First https://tutorialreference.com
https://google.com Second
Third https://tutorialreference.com
"""

cleaned_text = re.sub(r'http\S+', '', text, flags=re.MULTILINE)
print(cleaned_text)

output:

First 
Second
Third

Explanation:

  • re.sub() searches for the given regular expression pattern in the text and replaces all occurrences with the replacement string (in this case an empty string to remove them)
  • flags=re.MULTILINE allows the regex to correctly match across multiple lines.

This directly removes all occurrences of substrings that match the given regex.

1. Understanding the Regex Pattern

The regular expression r'http\S+' is used in re.sub() to match URL patterns.
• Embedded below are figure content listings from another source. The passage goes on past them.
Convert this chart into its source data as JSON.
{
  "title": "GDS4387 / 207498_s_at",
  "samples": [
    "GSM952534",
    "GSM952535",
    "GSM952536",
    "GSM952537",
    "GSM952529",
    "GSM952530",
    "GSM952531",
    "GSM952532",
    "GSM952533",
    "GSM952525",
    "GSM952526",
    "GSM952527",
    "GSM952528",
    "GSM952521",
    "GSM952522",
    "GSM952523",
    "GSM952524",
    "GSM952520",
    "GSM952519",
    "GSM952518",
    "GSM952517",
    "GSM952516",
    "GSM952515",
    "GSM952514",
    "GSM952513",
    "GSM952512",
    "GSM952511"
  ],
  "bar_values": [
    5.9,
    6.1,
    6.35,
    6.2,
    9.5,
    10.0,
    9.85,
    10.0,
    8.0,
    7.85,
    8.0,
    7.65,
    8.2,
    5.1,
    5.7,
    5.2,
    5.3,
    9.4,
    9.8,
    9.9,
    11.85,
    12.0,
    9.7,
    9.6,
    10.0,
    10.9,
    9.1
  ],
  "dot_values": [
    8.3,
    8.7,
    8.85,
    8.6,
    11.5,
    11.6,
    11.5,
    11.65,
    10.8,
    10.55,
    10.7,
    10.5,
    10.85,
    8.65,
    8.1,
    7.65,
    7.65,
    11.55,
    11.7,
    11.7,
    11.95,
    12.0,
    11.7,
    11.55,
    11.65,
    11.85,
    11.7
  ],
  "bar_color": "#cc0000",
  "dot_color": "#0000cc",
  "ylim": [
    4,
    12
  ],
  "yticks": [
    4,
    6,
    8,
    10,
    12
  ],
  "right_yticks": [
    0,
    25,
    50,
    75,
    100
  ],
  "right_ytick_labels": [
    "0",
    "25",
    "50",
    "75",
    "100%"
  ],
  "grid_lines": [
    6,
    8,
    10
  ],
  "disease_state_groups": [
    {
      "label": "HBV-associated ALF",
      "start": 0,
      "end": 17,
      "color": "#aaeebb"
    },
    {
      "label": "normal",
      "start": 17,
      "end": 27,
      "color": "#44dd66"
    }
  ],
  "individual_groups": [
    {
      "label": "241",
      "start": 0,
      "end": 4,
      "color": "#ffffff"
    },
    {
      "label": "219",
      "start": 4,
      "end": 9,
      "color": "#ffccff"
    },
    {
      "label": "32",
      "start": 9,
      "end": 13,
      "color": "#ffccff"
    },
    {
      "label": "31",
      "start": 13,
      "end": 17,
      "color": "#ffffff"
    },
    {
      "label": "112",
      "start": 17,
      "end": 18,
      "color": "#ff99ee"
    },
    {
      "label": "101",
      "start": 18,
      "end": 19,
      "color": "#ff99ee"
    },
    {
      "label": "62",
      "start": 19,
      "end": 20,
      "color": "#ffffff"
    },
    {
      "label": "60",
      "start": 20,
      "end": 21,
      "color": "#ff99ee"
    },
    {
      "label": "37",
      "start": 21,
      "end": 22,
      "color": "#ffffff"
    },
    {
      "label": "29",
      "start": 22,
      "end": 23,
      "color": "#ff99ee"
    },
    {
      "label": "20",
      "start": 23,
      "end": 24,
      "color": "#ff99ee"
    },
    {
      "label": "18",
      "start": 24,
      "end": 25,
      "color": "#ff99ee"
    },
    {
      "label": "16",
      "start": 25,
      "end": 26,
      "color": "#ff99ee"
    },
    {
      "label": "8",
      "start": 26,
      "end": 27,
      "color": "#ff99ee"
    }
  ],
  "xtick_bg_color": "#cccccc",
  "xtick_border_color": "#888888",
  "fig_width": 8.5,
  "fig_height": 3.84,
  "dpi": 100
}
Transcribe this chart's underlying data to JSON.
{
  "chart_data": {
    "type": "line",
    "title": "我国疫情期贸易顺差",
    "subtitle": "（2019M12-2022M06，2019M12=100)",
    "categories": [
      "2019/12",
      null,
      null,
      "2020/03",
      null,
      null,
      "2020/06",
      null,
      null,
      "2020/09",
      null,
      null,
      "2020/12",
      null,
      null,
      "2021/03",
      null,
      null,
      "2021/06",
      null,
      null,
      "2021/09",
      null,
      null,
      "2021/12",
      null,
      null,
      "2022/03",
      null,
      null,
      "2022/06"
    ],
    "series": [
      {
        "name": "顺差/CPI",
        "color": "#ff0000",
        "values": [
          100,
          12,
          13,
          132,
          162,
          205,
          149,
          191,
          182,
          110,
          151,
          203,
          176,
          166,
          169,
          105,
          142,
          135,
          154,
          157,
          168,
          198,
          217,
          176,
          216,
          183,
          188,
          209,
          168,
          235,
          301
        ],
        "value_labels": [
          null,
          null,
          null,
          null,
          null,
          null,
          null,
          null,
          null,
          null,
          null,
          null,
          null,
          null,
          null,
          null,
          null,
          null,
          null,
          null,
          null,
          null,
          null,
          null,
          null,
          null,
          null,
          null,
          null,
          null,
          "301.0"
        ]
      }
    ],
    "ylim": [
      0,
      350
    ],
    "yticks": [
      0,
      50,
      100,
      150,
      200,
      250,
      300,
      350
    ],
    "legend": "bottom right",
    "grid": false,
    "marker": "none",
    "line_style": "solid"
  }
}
Let's break down the pattern:

  • http: Matches the literal characters "http".
  • \S: Matches any character that is not a whitespace character.
  • +: Matches the preceding character (non-whitespace character) one or more times.

Therefore, r'http\S+' matches any substring starting with http followed by one or more non-whitespace characters.

2. Making the Regex More Specific

To refine the regex and match both http and https protocols, use https? :

import re

text = """
First https://tutorialreference.com
https://google.com Second
Third https://tutorialreference.com
"""

cleaned_text = re.sub(r'https?://\S+', '', text)
print(cleaned_text)

output

First 
Second
Third

Explanation:

  • https? matches "http" or "https"
  • :// matches the colon and double forward slashes that are in the URL.
  • \S+ matches any sequence of non-space characters.

This will more precisely capture both http:// and https:// URLs.

Removing URLs with re.findall() and replace()

The re.findall() method returns all occurrences of matching patterns in a list, which you can then iterate over and replace:

import re

text = """
First https://tutorialreference.com
https://google.com Second
Third https://tutorialreference.com
"""

matches = re.findall(r'http\S+', text)
cleaned_text = text
for match in matches:
cleaned_text = cleaned_text.replace(match, '')
print(cleaned_text)

Output

First 
Second
Third
  • re.findall() returns a list of all strings that match the given regex.
  • The for loop iterates through the list and calls replace() to replace every URL in the original text with an empty string.
  • This is functionally equivalent to re.sub() for removing all URLs in the string.

Conditional URL Removal

Using re.findall() in combination with conditional logic enables more control over which URLs to remove. This is useful when you want to only remove some URLs.

import re

text = """
First https://tutorialreference.com
https://google.com Second
Third https://tutorialreference.com
"""

new_text = text
matches = re.findall(r'http\S+', text)

for match in matches:
if 'google' not in match:
new_text = new_text.replace(match, '')
print(new_text)

Output

First 
https://google.com Second
Third
  • The for loop iterates through the URLs and removes every URL that does not contain "google" substring.